Wednesday, March 16, 2016 8:38 am
A fond farewell to Arnie Ball
Aubree Reichel / The Journal Gazette
Arnie Ball has been the face of IPFW and the men’s volleyball program for the past 35 years.
He once served as the men’s and women’s volleyball coach and athletic director in his time at the university but ultimately decided to focus all his attention on the men’s program.
With him, IPFW appeared in seven Final Four games and appeared in one championship game.
The Mastodons’ 3-2 loss against Lindenwood in the MIVA quarterfinals was Ball’s last game at the head of the program.
The hole in the athletic department will be difficult to fill but his impact will never be forgotten.
Kelley Hartley Hutton, IPFW Athletic Director:
"He meant everything to the school and the program. From the ground up. I started here as a coach in 1999 for volleyball, I called my friends and people found out where I was going, it wasn’t about IPFW, it was, ‘Oh! Arnie Ball!’ It’s overwhelming when you start to think about the number of people in this community that either through teaching, when he was a high school educator and coach, of course here, it seems like everyone in the community knows or is somehow connected to Ball."
Andy Sellan, 2014 All-American Honorable Mention:
"It’s disappointing to end his long and distinguished career with a loss at home, but an 18-win season is still an accomplishment to be proud of. I’m so fortunate to have been his player for the past four years and so proud of call him a friend and mentor.
"Although he won’t be head coach going forward, IPFW will still be his home and we are still his family.
"I came to IPFW to play for coach Ball and that was one of the best decisions I’ve ever made.

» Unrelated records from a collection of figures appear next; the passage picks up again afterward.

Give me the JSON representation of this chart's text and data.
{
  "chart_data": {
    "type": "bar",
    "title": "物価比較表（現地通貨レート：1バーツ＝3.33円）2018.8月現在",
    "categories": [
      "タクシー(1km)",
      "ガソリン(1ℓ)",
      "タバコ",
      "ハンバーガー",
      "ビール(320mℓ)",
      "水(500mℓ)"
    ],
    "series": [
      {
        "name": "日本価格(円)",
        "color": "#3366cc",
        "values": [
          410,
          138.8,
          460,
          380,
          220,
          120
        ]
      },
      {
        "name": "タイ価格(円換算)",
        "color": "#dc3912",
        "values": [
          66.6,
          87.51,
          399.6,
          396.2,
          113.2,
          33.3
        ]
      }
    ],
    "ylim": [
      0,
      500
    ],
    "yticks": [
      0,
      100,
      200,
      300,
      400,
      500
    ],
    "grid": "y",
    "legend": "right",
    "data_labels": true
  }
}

"On and off the court, he has affected so many and it will be saddening to see him go, but his legacy lives on and his name and IPFW men’s volleyball will continue to be synonymous."
JW Kieckhefer, Graduate Assistant
"Being here for now my sixth year, he’s been a big part of my life. He’s guided me from the kid I was coming in here to the man I am today. He taught me to work hard for everything you get and don’t take an opportunity for granted and take advantage of everything you’ve got.

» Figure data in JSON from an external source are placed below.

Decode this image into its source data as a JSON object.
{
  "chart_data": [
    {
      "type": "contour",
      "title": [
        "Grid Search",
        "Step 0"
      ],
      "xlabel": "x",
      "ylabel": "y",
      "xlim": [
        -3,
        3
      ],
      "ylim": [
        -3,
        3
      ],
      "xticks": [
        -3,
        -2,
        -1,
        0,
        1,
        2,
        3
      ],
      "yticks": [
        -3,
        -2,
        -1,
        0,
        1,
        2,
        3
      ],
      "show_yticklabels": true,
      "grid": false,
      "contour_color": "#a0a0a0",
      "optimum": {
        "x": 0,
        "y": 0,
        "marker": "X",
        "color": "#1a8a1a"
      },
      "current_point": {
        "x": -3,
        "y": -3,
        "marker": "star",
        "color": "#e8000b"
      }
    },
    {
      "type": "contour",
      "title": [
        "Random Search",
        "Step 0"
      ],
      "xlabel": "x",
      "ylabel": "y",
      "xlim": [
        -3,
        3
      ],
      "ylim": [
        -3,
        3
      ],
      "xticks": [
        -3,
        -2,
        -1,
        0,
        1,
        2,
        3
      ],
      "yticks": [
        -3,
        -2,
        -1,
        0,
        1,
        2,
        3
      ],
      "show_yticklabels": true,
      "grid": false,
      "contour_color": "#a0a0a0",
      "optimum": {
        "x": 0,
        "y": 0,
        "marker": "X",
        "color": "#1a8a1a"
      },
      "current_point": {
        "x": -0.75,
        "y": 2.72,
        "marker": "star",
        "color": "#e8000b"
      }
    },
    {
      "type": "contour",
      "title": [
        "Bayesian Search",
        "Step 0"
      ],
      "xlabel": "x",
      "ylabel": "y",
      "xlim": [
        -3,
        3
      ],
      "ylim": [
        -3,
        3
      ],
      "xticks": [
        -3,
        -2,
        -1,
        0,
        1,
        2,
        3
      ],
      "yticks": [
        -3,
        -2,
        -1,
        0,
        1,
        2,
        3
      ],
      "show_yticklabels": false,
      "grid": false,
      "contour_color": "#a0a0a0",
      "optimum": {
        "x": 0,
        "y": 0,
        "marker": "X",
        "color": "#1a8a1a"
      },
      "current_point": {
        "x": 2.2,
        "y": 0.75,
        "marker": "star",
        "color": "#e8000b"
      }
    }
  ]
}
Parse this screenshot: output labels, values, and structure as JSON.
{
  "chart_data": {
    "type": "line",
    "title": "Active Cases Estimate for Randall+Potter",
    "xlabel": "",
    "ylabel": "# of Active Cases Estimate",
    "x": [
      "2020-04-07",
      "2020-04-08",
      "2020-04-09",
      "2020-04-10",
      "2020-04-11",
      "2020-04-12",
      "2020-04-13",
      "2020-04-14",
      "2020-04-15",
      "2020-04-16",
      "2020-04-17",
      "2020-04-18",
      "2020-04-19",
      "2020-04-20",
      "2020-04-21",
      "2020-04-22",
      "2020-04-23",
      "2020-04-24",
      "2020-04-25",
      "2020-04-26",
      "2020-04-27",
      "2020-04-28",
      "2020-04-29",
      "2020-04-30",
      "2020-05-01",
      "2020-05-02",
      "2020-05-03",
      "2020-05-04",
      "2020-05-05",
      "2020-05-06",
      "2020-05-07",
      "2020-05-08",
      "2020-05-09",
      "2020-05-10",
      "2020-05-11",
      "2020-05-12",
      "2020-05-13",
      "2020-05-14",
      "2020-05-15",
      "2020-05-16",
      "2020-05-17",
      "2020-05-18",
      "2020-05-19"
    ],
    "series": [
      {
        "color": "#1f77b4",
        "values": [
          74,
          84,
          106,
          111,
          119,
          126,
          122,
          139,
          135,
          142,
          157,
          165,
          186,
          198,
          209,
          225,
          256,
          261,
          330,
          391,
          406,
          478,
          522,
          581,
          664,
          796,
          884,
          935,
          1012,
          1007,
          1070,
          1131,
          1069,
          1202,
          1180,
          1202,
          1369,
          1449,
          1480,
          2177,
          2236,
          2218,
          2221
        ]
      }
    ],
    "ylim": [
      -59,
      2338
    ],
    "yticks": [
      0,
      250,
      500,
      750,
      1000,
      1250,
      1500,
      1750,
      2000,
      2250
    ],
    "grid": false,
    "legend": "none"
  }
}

"I think it showed in our resiliency today that we never quit. We worked our butts off to get back into that match and we had the opportunity to win it and that’s just something he always teaches and always preaches. Give yourself an opportunity and try to take advantage and Lindenwood took advantage of it tonight.

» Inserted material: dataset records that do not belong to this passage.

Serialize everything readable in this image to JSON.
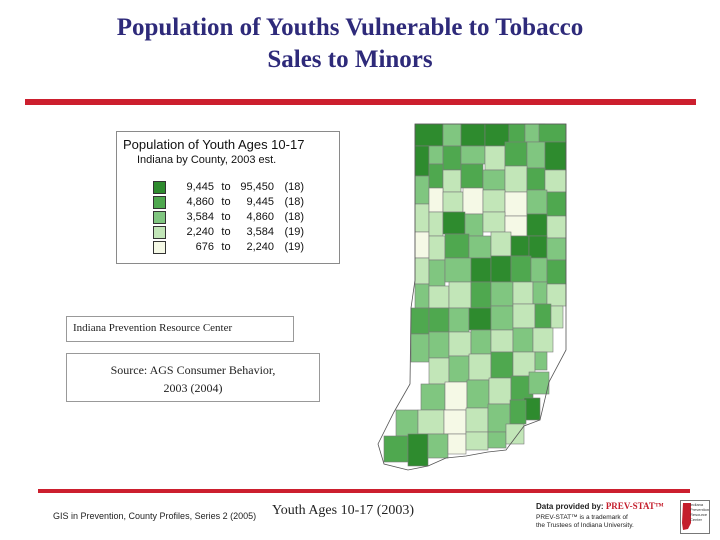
{
  "title_line1": "Population of Youths Vulnerable to Tobacco",
  "title_line2": "Sales to Minors",
  "legend": {
    "title": "Population of Youth Ages 10-17",
    "subtitle": "Indiana by County, 2003 est.",
    "items": [
      {
        "from": "9,445",
        "to_word": "to",
        "to": "95,450",
        "count": "(18)",
        "color": "#2e8b2e"
      },
      {
        "from": "4,860",
        "to_word": "to",
        "to": "9,445",
        "count": "(18)",
        "color": "#4fa84f"
      },
      {
        "from": "3,584",
        "to_word": "to",
        "to": "4,860",
        "count": "(18)",
        "color": "#80c680"
      },
      {
        "from": "2,240",
        "to_word": "to",
        "to": "3,584",
        "count": "(19)",
        "color": "#c2e6b8"
      },
      {
        "from": "676",
        "to_word": "to",
        "to": "2,240",
        "count": "(19)",
        "color": "#f5f9e6"
      }
    ]
  },
  "ipre_label": "Indiana Prevention Resource Center",
  "source_line1": "Source:  AGS Consumer Behavior,",
  "source_line2": "2003 (2004)",
  "footer_small": "GIS in Prevention, County Profiles, Series 2 (2005)",
  "footer_main": "Youth Ages 10-17 (2003)",
  "prev_stat": {
    "line1_prefix": "Data provided by:",
    "brand": "PREV-STAT™",
    "line2": "PREV-STAT™ is a trademark of",
    "line3": "the Trustees of Indiana University.",
    "logo_text": "Indiana Prevention Resource Center"
  },
  "colors": {
    "accent_rule": "#cc1f2e",
    "title": "#2e2a7a",
    "class1": "#2e8b2e",
    "class2": "#4fa84f",
    "class3": "#80c680",
    "class4": "#c2e6b8",
    "class5": "#f5f9e6"
  }
}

"He’s been an amazing part of my life and he’s been an amazing part of my life and something that he’s been able mentor me for a long, long time and I’ll always appreciate that and he’ll always be close to me, no matter what happens."
Lloy Ball, Arnie’s son:
"I don’t know if you can put it into words. People talk about filling the shoes of the predecessor but these are pretty big shoes and I’m not sure if anyone will ever fill them. He started the program, he led the program to seven Final Fours, coached the men’s and women’s team, he’s an icon not only to the university but to the city and the game and, of course, the Ball family. There’s not a bigger hero in my life than Arnie Ball so I’m very proud of him and I look forward to giving him a big hug as soon as we’re done here.
"I think the thousands of student-athletes’ lives he touched. There’s not a day that goes by that says, ‘Hey, Coach Ball! Hey, professor Ball! Hey, Mister Ball! Do you remember me from this or that?’ Just the thousands of young people he helped mentor and put on the right path. That’s his greatest accomplishment, not his wins and losses."
Alex Harthaller, IPFW freshman outside hitter:
"It is an honor to have such a legend as a coach. He’s accomplished so much and he’s a hall of famer and has so many awards and to have him as a mentor this season gave us a lot. You can learn so much from him. He understands this game so well."
Nick Smalter, junior outside hitter:
"He’s really taught me a lot. I’ve learned a lot from him. He’s a great coach and I’ll miss him."